Viver é uma arte que
nem todos sabem cultivar. Há muita gente que pensa que
vive, mas não vive, vegeta, ou pior ainda, não tem noção
alguma do que seja viver.
A vida se tornaria bem mais suave e amena se todos
procurassem dar trabalho à inteligência, sabendo
aproveitar o tempo. Que as feras se digladiem umas com
as outras se admite, mas que as criaturas humanas se
digladiem, abusando da inteligência é inconcebível...
Lamentável...
Que bom seria se todas as sementes lançadas ao chão
caíssem em terreno fértil. Infelizmente há aquelas que
não germinam e assim é a mente de certas pessoas.
Quantas vivem por viver, sem pesar nem medir as
conseqüências dos seus atos, caminham neste mundo,
inconscientes e inconseqüentes sem saber o que fazem.

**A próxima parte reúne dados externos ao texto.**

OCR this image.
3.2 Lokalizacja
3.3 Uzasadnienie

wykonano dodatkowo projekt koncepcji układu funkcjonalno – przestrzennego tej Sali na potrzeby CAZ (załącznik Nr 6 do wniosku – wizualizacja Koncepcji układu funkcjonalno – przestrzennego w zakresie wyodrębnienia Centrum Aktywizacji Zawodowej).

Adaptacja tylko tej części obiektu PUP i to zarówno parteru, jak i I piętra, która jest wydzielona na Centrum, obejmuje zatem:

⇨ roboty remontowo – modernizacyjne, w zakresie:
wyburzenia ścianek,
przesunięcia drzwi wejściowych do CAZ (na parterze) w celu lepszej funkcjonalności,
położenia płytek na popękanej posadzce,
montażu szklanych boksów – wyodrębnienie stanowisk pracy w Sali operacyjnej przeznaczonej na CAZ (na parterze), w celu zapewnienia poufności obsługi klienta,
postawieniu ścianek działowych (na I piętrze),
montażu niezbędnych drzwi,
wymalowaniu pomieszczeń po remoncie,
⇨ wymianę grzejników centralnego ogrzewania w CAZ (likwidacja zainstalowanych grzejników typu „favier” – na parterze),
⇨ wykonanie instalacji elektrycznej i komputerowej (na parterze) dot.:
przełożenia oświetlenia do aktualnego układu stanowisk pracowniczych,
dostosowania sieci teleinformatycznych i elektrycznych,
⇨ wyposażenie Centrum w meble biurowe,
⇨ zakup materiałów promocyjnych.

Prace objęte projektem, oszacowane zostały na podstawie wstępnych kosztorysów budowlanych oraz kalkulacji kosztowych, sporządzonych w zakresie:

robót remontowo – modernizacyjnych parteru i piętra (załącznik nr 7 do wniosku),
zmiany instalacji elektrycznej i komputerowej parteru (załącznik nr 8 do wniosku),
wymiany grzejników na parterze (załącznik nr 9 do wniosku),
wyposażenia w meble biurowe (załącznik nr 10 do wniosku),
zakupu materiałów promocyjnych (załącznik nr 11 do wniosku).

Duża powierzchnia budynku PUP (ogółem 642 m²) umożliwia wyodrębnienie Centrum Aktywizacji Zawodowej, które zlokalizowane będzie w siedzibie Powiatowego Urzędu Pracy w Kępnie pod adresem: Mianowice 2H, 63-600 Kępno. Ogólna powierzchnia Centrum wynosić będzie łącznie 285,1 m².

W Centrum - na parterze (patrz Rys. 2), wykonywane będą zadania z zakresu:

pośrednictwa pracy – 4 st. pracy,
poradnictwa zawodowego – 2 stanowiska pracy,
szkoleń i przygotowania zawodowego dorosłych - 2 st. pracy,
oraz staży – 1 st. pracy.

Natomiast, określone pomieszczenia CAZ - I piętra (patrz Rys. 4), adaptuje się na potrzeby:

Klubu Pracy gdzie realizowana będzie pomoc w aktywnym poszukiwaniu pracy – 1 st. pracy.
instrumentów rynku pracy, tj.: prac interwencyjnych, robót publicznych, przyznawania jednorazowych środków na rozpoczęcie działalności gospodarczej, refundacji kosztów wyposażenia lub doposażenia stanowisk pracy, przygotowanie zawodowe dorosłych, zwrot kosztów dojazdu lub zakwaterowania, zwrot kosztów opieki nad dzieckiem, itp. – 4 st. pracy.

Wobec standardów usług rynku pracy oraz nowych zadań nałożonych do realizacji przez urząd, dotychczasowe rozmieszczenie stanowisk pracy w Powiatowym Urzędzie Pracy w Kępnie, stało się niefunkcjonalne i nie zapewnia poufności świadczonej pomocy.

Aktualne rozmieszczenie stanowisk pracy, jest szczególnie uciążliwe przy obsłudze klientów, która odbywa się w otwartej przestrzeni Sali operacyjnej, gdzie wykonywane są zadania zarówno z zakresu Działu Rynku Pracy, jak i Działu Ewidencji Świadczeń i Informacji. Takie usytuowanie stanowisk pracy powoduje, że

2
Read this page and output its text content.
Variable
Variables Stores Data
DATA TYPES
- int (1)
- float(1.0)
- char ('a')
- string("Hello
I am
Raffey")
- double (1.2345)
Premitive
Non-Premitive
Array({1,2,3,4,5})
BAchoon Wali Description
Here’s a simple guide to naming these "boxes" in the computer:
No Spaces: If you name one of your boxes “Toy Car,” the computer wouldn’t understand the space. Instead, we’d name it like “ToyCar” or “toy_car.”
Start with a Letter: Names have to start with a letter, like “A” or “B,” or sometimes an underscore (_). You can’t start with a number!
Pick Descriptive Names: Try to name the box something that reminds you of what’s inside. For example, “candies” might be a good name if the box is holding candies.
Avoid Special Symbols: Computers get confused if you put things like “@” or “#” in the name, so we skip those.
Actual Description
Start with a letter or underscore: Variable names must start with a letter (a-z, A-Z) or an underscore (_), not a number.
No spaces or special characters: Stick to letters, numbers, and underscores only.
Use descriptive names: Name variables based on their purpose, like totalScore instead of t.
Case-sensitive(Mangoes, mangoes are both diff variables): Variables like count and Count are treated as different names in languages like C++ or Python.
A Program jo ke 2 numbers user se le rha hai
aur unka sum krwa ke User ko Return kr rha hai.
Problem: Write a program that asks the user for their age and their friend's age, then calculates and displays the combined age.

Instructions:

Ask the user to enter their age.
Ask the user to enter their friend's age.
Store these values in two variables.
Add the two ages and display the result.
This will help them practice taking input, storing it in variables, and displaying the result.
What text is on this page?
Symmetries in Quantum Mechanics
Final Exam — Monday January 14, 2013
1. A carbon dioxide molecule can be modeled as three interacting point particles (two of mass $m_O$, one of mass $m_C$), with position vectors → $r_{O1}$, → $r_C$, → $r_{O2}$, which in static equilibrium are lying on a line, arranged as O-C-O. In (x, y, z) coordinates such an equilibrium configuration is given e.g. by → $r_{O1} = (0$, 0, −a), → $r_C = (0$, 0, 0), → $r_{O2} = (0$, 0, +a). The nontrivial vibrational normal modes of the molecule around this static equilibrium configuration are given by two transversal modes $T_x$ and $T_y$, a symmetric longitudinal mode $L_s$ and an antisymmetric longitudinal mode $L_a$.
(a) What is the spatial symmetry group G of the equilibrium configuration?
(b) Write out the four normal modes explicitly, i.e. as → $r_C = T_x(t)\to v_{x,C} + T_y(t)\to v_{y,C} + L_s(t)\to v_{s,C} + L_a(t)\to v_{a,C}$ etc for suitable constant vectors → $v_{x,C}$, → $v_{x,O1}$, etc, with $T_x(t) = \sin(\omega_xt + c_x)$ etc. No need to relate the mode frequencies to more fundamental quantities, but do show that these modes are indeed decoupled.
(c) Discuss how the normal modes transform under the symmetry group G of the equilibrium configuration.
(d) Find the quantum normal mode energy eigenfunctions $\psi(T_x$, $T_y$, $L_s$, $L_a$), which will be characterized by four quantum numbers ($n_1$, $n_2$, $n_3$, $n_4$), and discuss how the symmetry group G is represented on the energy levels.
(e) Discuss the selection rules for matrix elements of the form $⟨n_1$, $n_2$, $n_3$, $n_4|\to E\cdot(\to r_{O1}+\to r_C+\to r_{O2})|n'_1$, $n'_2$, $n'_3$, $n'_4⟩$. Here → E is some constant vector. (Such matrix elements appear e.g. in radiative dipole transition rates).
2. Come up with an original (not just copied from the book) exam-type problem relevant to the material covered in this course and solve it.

Vivem sob o poder da imaginação, mas da imaginação
doentia que é inimiga do raciocínio. Há criaturas que
imaginam coisas de tal forma nítidas, que passam a ser,
para elas uma realidade.
Faz parte da boa educação e da formação do caráter saber
exercer domínio sobre o "eu". Se todos soubessem o valor
de saberem se dominar, conter os seus ímpetos, os seus
maus hábitos, reconheceriam as suas imperfeições para
corrigi-las. Um grande ato de dignidade eu diria.
Infelizmente, nos deparamos corriqueiramente com pessoas
de personalidade duvidosa, mascarada, cuja personalidade
expressa a vontade do “eu” através da mente. E a mente,
por sua vez, usa a memória para fixar os seus
preconceitos.
Não escolhas para amigo o homem de mau caráter.” Diz o
provérbio chinês”.
Cada dia que passa, fico mais convencida de que a
afirmativa da sabedoria oriental está repleta de razão.
Acredito que um dia o bem vencerá o mal embora hoje
esteja convencida de que a ambição e a prepotência
estejam superando a dignidade, o respeito e o amor ao
próximo.
Os maledicentes um dia vão quebrar a cara, muito embora,
os valores do bem sejam complicados e extremamente
difíceis de encontrar abrigo neste mundo de cães
farejadores.
Assim, desconfie da pessoa que demonstra ser seu amigo
apenas pela retórica. Dizer eu te amo é muito fácil e
hoje no mudo virtual ficou banal. Aprenda que a
generosidade e a doação valem muito mais do que a
palavra.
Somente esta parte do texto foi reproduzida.